Shares of China’s AVIC Chengdu Aircraft rose 40% this week, as Pakistan claimed it used AVIC-produced J-10C fighter jets to shoot down Indian combat aircraft – including the advanced French-made Rafale – during an aerial battle on Wednesday.
India has not responded to Pakistan’s claims or acknowledged any aircraft losses. When asked about the involvement of Chinese-made jets, a spokesperson for China’s Foreign Ministry said on Thursday he was not familiar with the situation. Still, as Pakistan’s primary arms supplier, China is likely watching intently to find out how its weapon systems have and potentially will perform in real combat.
A rising military superpower, China hasn’t fought a major war in more than four decades. But under leader Xi Jinping, it has raced to modernize its armed forces, pouring resources into developing sophisticated weaponry and cutting-edge technologies. It has also extended that modernization drive to Pakistan, long hailed by Beijing as its “ironclad brother.”
Over the past five years, China has supplied 81% of Pakistan’s imported weapons, according to data from the Stockholm International Peace Research Institute (SIPRI). Those exports include advanced fighter jets, missiles, radars and air-defense systems that experts say would play a pivotal role in any military conflict between Pakistan and India. Some Pakistan-made weapons have also been co-developed with Chinese firms or built with Chinese technology and expertise.
“This makes any engagement between India and Pakistan a de facto test environment for Chinese military exports,” said Sajjan Gohel, international security director at the Asia-Pacific Foundation, a think tank based in London. Chinese and Pakistani militaries have also engaged in increasingly sophisticated joint air, sea and land exercises, including combat simulations and even crew-swapping drills.
“Beijing’s long-standing support for Islamabad – through hardware, training, and now increasingly AI-enabled targeting – has quietly shifted the tactical balance,” said Craig Singleton, a senior fellow at the US-based Foundation for Defense of Democracies.
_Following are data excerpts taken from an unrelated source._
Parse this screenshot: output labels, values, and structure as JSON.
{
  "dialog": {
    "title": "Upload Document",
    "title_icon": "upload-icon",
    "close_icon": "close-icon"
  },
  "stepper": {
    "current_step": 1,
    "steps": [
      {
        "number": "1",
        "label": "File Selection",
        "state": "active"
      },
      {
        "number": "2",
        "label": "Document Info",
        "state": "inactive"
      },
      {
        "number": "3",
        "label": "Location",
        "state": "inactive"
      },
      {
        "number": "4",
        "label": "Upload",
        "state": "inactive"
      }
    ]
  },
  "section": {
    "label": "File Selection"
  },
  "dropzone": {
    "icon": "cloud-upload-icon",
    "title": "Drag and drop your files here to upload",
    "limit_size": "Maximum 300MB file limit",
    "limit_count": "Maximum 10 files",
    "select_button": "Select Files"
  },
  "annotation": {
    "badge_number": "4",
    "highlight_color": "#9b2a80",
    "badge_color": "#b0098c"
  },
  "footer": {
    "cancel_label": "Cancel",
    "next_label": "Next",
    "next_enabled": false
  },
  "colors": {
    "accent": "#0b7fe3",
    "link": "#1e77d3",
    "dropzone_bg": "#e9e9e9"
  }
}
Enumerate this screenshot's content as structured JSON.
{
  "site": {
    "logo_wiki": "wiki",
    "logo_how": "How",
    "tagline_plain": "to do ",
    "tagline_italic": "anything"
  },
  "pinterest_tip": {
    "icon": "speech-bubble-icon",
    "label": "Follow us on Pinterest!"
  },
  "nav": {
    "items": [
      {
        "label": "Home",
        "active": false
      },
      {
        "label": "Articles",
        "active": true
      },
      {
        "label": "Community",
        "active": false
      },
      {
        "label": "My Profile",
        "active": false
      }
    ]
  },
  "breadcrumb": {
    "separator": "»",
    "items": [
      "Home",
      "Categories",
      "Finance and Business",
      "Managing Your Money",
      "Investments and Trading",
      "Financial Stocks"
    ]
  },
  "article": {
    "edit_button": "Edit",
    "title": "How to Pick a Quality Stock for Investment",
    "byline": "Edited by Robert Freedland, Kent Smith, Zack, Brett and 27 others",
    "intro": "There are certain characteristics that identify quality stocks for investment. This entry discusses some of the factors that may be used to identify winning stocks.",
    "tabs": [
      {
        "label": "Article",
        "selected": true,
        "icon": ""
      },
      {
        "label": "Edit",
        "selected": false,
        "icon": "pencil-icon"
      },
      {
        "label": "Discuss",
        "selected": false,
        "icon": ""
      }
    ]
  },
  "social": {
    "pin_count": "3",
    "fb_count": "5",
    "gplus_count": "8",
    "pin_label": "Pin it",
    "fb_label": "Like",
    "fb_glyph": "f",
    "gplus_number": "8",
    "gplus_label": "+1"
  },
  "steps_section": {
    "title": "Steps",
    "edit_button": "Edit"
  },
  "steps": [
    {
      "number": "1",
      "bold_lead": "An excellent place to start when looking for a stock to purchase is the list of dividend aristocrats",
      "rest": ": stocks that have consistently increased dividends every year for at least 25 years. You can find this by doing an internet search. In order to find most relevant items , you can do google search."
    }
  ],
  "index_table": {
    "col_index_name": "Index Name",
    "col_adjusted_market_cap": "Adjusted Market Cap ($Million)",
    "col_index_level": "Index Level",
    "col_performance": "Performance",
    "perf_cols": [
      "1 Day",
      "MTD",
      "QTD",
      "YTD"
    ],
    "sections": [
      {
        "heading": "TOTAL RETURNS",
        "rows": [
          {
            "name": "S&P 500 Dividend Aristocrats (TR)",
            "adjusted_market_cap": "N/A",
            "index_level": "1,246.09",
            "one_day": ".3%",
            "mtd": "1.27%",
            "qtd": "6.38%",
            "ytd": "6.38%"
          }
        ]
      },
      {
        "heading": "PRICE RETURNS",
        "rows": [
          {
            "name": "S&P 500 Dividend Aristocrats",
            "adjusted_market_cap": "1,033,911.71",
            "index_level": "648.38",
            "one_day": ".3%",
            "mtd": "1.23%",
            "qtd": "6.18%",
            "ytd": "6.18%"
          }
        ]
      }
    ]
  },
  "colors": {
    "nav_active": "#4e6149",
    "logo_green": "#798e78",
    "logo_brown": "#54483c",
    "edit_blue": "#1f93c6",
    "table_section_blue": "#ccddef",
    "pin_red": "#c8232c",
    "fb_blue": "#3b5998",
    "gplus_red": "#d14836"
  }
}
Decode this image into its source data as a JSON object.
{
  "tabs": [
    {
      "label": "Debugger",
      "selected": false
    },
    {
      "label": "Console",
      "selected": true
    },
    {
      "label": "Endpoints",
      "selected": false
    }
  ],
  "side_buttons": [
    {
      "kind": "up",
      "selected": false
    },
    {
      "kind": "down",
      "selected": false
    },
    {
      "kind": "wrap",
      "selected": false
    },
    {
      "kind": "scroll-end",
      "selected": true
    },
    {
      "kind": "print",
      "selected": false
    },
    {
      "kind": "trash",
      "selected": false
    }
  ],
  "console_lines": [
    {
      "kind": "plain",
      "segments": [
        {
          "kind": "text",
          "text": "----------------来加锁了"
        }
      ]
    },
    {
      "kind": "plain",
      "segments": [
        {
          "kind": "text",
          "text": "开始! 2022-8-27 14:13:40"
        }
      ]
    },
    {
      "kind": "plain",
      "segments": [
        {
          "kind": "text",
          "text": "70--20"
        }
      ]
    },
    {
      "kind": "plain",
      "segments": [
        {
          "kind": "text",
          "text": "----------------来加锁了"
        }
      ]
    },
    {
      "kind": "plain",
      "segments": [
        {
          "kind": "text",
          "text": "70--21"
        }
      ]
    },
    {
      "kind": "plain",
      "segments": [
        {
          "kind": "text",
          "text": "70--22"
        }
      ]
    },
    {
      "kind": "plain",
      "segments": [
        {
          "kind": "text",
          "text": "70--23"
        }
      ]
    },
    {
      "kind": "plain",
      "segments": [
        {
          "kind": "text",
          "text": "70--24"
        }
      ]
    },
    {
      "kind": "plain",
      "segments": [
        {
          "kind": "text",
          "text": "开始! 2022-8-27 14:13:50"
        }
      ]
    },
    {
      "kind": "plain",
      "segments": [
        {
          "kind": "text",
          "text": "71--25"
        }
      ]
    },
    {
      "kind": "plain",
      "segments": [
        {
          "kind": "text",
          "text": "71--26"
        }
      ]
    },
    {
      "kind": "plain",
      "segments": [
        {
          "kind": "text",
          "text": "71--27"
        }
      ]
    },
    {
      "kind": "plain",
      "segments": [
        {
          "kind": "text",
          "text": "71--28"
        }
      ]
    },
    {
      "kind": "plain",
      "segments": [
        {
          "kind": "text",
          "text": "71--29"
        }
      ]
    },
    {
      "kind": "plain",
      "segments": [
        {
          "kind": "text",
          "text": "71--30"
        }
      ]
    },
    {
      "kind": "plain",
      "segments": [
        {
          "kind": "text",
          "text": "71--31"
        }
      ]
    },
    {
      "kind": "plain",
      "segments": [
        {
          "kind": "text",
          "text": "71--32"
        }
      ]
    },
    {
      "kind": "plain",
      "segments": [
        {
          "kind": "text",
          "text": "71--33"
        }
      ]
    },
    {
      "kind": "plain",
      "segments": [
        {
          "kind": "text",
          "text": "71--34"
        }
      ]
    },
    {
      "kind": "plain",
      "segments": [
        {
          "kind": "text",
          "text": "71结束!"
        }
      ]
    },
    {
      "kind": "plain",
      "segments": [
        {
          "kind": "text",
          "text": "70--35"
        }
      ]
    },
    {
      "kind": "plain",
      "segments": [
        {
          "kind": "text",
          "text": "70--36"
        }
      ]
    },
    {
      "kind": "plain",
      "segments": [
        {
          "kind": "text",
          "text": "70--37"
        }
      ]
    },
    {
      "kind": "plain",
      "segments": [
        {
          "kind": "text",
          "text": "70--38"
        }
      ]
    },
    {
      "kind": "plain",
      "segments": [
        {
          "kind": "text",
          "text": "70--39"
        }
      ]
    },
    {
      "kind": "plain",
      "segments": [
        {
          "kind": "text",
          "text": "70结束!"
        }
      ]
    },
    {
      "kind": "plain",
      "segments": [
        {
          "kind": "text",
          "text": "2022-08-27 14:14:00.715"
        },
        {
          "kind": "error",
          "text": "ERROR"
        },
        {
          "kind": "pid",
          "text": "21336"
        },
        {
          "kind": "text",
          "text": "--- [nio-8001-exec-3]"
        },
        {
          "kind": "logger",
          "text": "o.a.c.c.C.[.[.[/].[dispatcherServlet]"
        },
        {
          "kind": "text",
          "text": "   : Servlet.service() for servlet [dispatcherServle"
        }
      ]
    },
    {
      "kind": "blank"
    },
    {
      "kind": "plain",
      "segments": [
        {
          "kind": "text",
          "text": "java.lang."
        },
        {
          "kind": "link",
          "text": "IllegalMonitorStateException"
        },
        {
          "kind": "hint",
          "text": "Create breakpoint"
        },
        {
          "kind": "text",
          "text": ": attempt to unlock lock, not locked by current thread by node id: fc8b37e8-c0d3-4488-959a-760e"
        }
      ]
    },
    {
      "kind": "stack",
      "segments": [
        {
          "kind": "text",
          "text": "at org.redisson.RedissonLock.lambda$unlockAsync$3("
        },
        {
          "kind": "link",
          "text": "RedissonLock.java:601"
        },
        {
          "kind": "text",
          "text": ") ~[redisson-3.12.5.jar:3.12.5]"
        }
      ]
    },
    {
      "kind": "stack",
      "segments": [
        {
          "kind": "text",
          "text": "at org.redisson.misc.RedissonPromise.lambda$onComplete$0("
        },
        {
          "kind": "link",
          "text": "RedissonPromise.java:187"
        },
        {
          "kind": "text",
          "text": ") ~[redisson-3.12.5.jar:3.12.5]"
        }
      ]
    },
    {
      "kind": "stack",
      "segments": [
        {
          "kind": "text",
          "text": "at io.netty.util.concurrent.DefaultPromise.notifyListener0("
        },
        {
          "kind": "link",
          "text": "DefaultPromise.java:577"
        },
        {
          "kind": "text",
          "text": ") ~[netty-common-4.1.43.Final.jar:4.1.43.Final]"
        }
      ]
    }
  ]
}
“This isn’t just a bilateral clash anymore; it’s a glimpse of how Chinese defense exports are reshaping regional deterrence.” That shift – brought into sharp focus by rising tensions between India and Pakistan following a tourist massacre in Kashmir – underscores a broader geopolitical realignment in the region, where China has emerged as a major challenge to American influence. Meanwhile, Pakistan has deepened ties with China, becoming its “all-weather strategic partner” and a key participant in Xi’s signature global infrastructure project, the Belt and Road Initiative. According to SIPRI’s data, the US and China each supplied about one-third of Pakistan’s imported weapons in the late 2000s. But Pakistan has stopped buying American arms in recent years and increasingly filled its arsenal with Chinese weapons.
Siemon Wezeman, a senior researcher in the SIPRI Arms Transfers Program, noted that while China has been an important arms supplier to Pakistan since the mid-1960s, its current dominance largely comes from stepping into a vacuum left by the US. More than a decade ago, the US accused Pakistan of not doing enough to fight “terrorists” – including Taliban fighters – that it said were operating from or being supplied in Pakistan. Wezeman said that added to Washington’s existing frustrations over Islamabad’s nuclear program and lack of democracy. Despite the absence of official confirmation and hard proof, Chinese nationalists and military enthusiasts have taken to social media to celebrate what they see as a triumph for Chinese-made weapon systems.
Shares of China’s state-owned AVIC Chengdu Aircraft, the maker of Pakistan’s J-10C fighter jets, closed 17% higher on the Shenzhen exchange on Wednesday, even before Pakistan’s foreign minister claimed the jets had been used to shoot down India’s planes. Shares in the company rose an additional 20% on Thursday.
The J-10C is the latest version of China’s single-engine, multirole J-10 fighter, which entered service with the Chinese air force in the early 2000s. Featuring better weapon systems and avionics, the J-10C is classified as a 4.5-generation fighter – in the same tier as the Rafale but a rung below 5th-generation stealth jets, like China’s J-20 or the US F-35.
China delivered the first batch of the J-10CE – the export version – to Pakistan in 2022, state broadcaster CCTV reported at the time. It’s now the most advanced fighter jet in Pakistan’s arsenal, alongside the JF-17 Block III, a 4.5-generation lightweight fighter co-developed by Pakistan and China. The Pakistan Air Force (PAF) also operates a larger fleet of American-built F-16s, one of which was used to shoot down a Soviet-designed Indian fighter jet during a flare-up in 2019.